Kraft-Konzernchefin Irene Rosenfeld ist unvorstellbar in der Rolle der Käsekönigin, die nett lächelnd versucht, Käse, Kekse und Ketchup unters Volk zu bringen. Nicht umsonst gilt ihr Büro 20 Meilen nördlich von Chicago als humorfreie Zone.

Schlank und schlaksig tritt die 53-Jährige an der New Yorker Wall Street zum Fernsehinterview an, die Nase spitz und auf dem Haupt eine strenge Bubikopf-Frisur, die einst als Zeichen der Gleichberechtigung die Frauenmode eroberte.

Nach einem unauffälligen ersten Jahr im Amt muss sie nun in die Offensive gehen: Für 7,2 Mrd. Dollar will sie die Gebäcksparte des französischen Konkurrenten Danone kaufen (u.a. Tuc, LU, Mikado). Das soll und kann nur ein erster Schritt sein, um den schwerfälligen Nahrungsmittelriesen mit seinen angeschlagenen Marken wieder auf Erfolgskurs zu bringen.

"Sie hat diese Turn-around-Mentalität", loben Weggefährten. Die Bezeichnung "Chefreformerin" würde wesentlich besser zu ihr passen als "Käsekönigin". Rosenfeld kletterte an die Spitze eines Großkonzerns, gerade weil ihr es in der Vergangenheit gelungen war, totgesagten Marken neues Leben einzuhauchen. Der frühere Kraft-Manager und heutige Mattel-Chef Robert Eckert beschreibt sie als "Problemlöserin mit einem fast laserähnlichen Fokus, Geschäfte zu verbessern".

Analysten würden jubeln - wenn Rosenfeld bei Kraft nur schon so weit wäre. Dringend fordern sie einen Neubeginn beim Nahrungsmittelriesen, mit 34 Mrd. Dollar Umsatz und 90 000 Mitarbeitern immerhin die weltweite Nummer zwei nach Nestlé. Doch die Zeiten, als Kraft die westlichen Haushalte spielend mit Milka, Toblerone, Jacobs Kaffee, Philadelphia-Käse oder Miracle Whip eroberte, sind lange vorbei. Der rasche Wechsel im Einkaufsverhalten der Verbraucher - mehr Bioprodukte, weniger Fast Food - habe die Firma schlicht überfordert, betonen Analysten: Marktanteile und Margen schrumpfen, viele der Marken sind reichlich angestaubt, und die Stimmung in der Belegschaft sinkt mit jedem neuen Sparprogramm.

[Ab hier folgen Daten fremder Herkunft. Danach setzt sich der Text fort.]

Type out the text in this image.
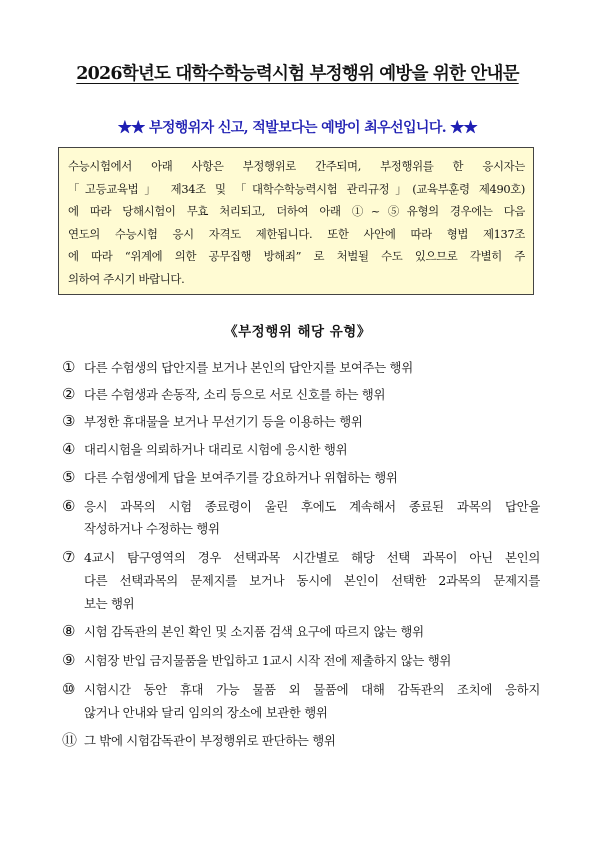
2026학년도 대학수학능력시험 부정행위 예방을 위한 안내문
★★ 부정행위자 신고, 적발보다는 예방이 최우선입니다. ★★
수능시험에서 아래 사항은 부정행위로 간주되며, 부정행위를 한 응시자는
「고등교육법」 제34조 및 「대학수학능력시험 관리규정」(교육부훈령 제490호)
에 따라 당해시험이 무효 처리되고, 더하여 아래 ①~⑤유형의 경우에는 다음
연도의 수능시험 응시 자격도 제한됩니다. 또한 사안에 따라 형법 제137조
에 따라 “위계에 의한 공무집행 방해죄” 로 처벌될 수도 있으므로 각별히 주
의하여 주시기 바랍니다.
《부정행위 해당 유형》
① 다른 수험생의 답안지를 보거나 본인의 답안지를 보여주는 행위
② 다른 수험생과 손동작, 소리 등으로 서로 신호를 하는 행위
③ 부정한 휴대물을 보거나 무선기기 등을 이용하는 행위
④ 대리시험을 의뢰하거나 대리로 시험에 응시한 행위
⑤ 다른 수험생에게 답을 보여주기를 강요하거나 위협하는 행위
⑥ 응시 과목의 시험 종료령이 울린 후에도 계속해서 종료된 과목의 답안을
작성하거나 수정하는 행위
⑦ 4교시 탐구영역의 경우 선택과목 시간별로 해당 선택 과목이 아닌 본인의
다른 선택과목의 문제지를 보거나 동시에 본인이 선택한 2과목의 문제지를
보는 행위
⑧ 시험 감독관의 본인 확인 및 소지품 검색 요구에 따르지 않는 행위
⑨ 시험장 반입 금지물품을 반입하고 1교시 시작 전에 제출하지 않는 행위
⑩ 시험시간 동안 휴대 가능 물품 외 물품에 대해 감독관의 조치에 응하지
않거나 안내와 달리 임의의 장소에 보관한 행위
⑪ 그 밖에 시험감독관이 부정행위로 판단하는 행위
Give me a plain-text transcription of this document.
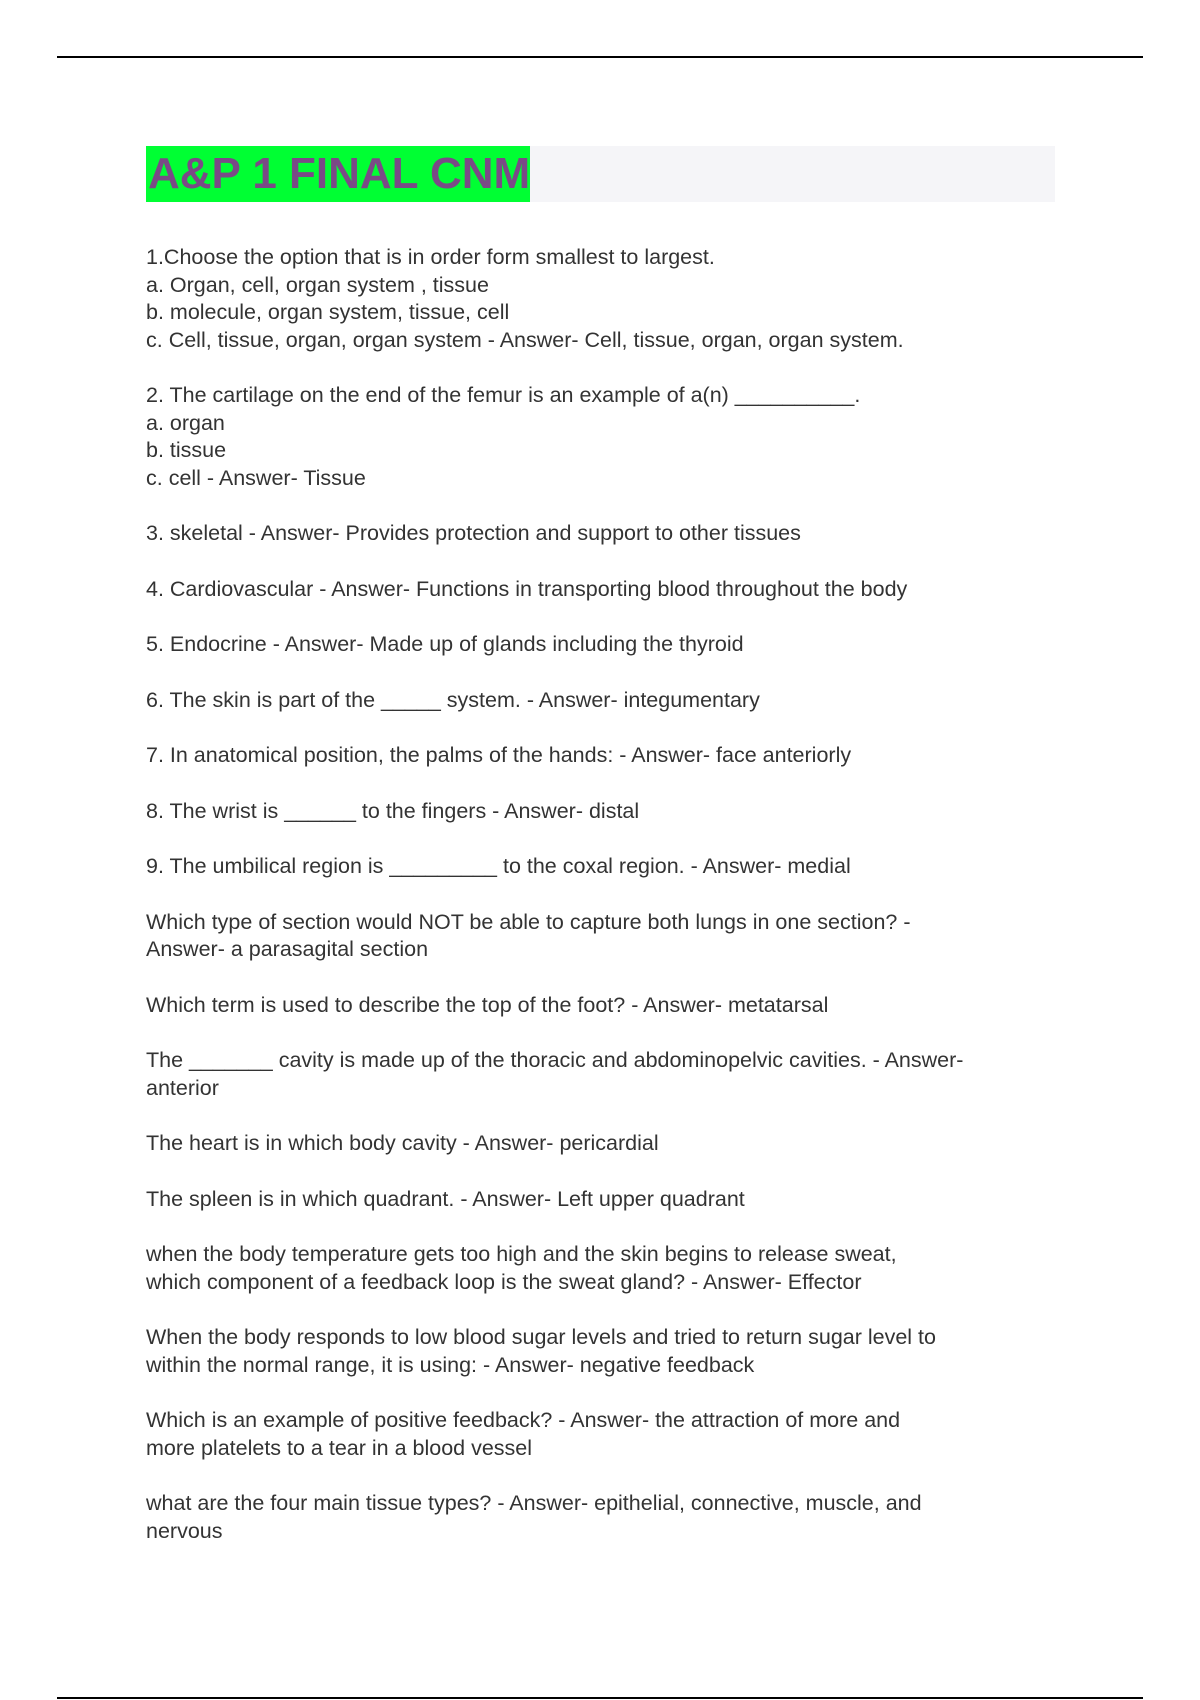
A&P 1 FINAL CNM
1.Choose the option that is in order form smallest to largest.
a. Organ, cell, organ system , tissue
b. molecule, organ system, tissue, cell
c. Cell, tissue, organ, organ system - Answer- Cell, tissue, organ, organ system.
2. The cartilage on the end of the femur is an example of a(n) __________.
a. organ
b. tissue
c. cell - Answer- Tissue
3. skeletal - Answer- Provides protection and support to other tissues
4. Cardiovascular - Answer- Functions in transporting blood throughout the body
5. Endocrine - Answer- Made up of glands including the thyroid
6. The skin is part of the _____ system. - Answer- integumentary
7. In anatomical position, the palms of the hands: - Answer- face anteriorly
8. The wrist is ______ to the fingers - Answer- distal
9. The umbilical region is _________ to the coxal region. - Answer- medial
Which type of section would NOT be able to capture both lungs in one section? -
Answer- a parasagital section
Which term is used to describe the top of the foot? - Answer- metatarsal
The _______ cavity is made up of the thoracic and abdominopelvic cavities. - Answer-
anterior
The heart is in which body cavity - Answer- pericardial
The spleen is in which quadrant. - Answer- Left upper quadrant
when the body temperature gets too high and the skin begins to release sweat,
which component of a feedback loop is the sweat gland? - Answer- Effector
When the body responds to low blood sugar levels and tried to return sugar level to
within the normal range, it is using: - Answer- negative feedback
Which is an example of positive feedback? - Answer- the attraction of more and
more platelets to a tear in a blood vessel
what are the four main tissue types? - Answer- epithelial, connective, muscle, and
nervous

Nach 22 Jahren bei Kraft hatte es auch Irene Rosenfeld satt. Sie verließ den bürokratisch geführten Koloss 2003. Experten sprachen von einem regelrechten Exodus im Kraft-Vorstand, denn neben der damaligen Leiterin des Nordamerika-Geschäfts verließen innerhalb kurzer Zeit viele weitere Topmanager den Konzern. Während Rosenfeld als Chefin des zehn Mrd. Dollar schweren US-Snackherstellers Frito-Lay eine erfolgreiche Zwischenetappe absolvierte, ging es mit Kraft Foods weiter bergab.